GREEN recently published its first set of results of its engagements[v]. The results were gathered from 36 engagements with globally-listed and 20 non-listed real estate companies, 60 climate risk management assessments, and more than 70 survey responses. 

The responses revealed that more than half of larger listed real estate companies have set a Science Based Target, and a third have set a Net Zero target. Furthermore, 86% of European companies had a Net Zero target. However, companies lack implementation plans to achieve these targets and are also reluctant to prioritise energy and CO2 efficiency measures needed to achieve the Paris goals, on perceived cost-benefit grounds. 

Collaborative engagement is a “win-win” process

Although the 2023 engagements are now underway, we also wanted feedback from real estate companies’ management teams about engagement and collaborative engagements. We asked a sample of companies in Europe and elsewhere for views on a handful of topics concerning the type of climate risk engagements undertaken by GREEN members and real estate investors in general[vi].

The respondents noted that some investors, including GREEN members, were asking about the disclosure of physical as well as transition risks. Companies reported they were being asked uniformly about Net Zero targets and Scope 3 disclosures and the adoption of building certification.
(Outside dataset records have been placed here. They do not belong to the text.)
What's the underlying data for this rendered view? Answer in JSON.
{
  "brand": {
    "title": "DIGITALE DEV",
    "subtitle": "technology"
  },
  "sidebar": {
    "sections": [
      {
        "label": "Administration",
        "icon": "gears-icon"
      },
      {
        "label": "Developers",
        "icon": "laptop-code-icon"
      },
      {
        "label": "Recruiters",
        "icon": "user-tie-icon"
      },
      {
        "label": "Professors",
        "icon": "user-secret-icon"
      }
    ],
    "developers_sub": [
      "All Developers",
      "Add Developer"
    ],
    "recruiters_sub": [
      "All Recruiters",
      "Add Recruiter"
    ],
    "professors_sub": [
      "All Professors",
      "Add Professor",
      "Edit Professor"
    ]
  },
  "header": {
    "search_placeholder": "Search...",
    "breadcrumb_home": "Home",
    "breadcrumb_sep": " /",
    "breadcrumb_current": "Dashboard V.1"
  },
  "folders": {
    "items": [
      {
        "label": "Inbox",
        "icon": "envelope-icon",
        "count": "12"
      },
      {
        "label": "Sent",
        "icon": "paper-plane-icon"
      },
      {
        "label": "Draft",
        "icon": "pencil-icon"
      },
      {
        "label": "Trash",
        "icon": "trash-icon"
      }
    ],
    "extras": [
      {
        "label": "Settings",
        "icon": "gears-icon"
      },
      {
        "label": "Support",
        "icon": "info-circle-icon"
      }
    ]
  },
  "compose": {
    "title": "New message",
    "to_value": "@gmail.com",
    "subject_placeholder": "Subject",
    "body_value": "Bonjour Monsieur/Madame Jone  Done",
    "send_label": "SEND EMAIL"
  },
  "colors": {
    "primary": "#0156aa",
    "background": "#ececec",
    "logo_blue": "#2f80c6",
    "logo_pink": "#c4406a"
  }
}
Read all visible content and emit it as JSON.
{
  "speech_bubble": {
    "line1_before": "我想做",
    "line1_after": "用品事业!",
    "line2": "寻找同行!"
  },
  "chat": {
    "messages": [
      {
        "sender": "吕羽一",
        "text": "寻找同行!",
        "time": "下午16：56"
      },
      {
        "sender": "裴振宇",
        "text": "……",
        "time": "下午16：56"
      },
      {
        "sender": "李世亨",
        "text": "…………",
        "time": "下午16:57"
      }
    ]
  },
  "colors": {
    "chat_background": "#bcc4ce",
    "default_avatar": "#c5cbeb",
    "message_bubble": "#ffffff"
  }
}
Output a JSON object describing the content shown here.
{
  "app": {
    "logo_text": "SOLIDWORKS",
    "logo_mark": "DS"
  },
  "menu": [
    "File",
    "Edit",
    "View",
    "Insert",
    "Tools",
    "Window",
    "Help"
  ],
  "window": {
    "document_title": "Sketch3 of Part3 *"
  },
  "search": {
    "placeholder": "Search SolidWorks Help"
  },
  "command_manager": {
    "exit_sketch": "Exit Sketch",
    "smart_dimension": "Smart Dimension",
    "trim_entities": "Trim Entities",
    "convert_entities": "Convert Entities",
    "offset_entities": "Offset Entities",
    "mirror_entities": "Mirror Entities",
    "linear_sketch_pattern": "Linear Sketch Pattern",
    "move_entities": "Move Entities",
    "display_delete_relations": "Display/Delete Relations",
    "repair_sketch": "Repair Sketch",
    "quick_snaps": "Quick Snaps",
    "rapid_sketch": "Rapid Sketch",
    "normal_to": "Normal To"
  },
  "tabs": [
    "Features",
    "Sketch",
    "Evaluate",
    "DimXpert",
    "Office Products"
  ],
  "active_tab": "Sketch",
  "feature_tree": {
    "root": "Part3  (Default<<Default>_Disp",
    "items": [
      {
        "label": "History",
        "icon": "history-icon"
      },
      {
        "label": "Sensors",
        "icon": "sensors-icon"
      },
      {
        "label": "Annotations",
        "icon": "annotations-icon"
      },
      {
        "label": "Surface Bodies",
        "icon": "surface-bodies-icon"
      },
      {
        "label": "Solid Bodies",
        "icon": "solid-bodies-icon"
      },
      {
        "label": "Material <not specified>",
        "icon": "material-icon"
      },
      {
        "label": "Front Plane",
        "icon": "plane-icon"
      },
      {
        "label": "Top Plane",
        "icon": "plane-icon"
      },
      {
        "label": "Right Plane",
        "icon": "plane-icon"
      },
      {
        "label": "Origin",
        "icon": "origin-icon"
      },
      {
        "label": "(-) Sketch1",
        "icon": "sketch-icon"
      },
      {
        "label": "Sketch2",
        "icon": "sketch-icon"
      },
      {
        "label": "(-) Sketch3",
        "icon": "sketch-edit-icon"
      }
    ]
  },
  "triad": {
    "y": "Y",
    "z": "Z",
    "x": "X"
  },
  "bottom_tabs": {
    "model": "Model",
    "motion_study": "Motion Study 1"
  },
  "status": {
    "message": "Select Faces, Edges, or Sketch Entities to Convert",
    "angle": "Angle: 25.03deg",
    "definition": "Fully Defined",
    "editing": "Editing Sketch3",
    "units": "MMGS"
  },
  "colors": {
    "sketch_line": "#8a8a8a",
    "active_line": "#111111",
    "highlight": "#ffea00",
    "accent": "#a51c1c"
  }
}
More specifically, GREEN’s members are interested in long-term asset-level implementation pathways, Capex plans, and the use of internal carbon pricing.

Broadly speaking the respondents felt initiatives like GREEN provide opportunities for cross-region knowledge and practice sharing, with Europe ahead of other regions like Asia. Gabriella Zepf, Director of Sustainability, Group Operations, SEGRO confirmed this “From my point of view, collaborative engagement has the potential to be more efficient for us and is therefore much appreciated. We would welcome that as a preferred approach”, she said.

The respondents felt that GREEN helps companies to better understand investors’ expectations in terms of target setting, implementation pathways, and information disclosure. It was also acknowledged that individual investor engagement played a contributory role in these areas. As Nicolas Jandot, Head of CSR at Gecina suggested, “The questions are focused on what matters most and much clearer than lengthy standard ESG questionnaires”.

Engagement with GREEN encouraged companies “to dig deeper on scenario analysis, and financial estimates of adaptation costs” and demonstrated the importance that investors, particularly European asset owners, attach to achieving meaningful progress on decarbonisation. John Haffner, Deputy Director of Sustainability, Hang Lung agreed“GREEN helped us to understand some investors’ latest expectations in such areas as internal carbon pricing and transition and physical risks at the asset level”, he said.  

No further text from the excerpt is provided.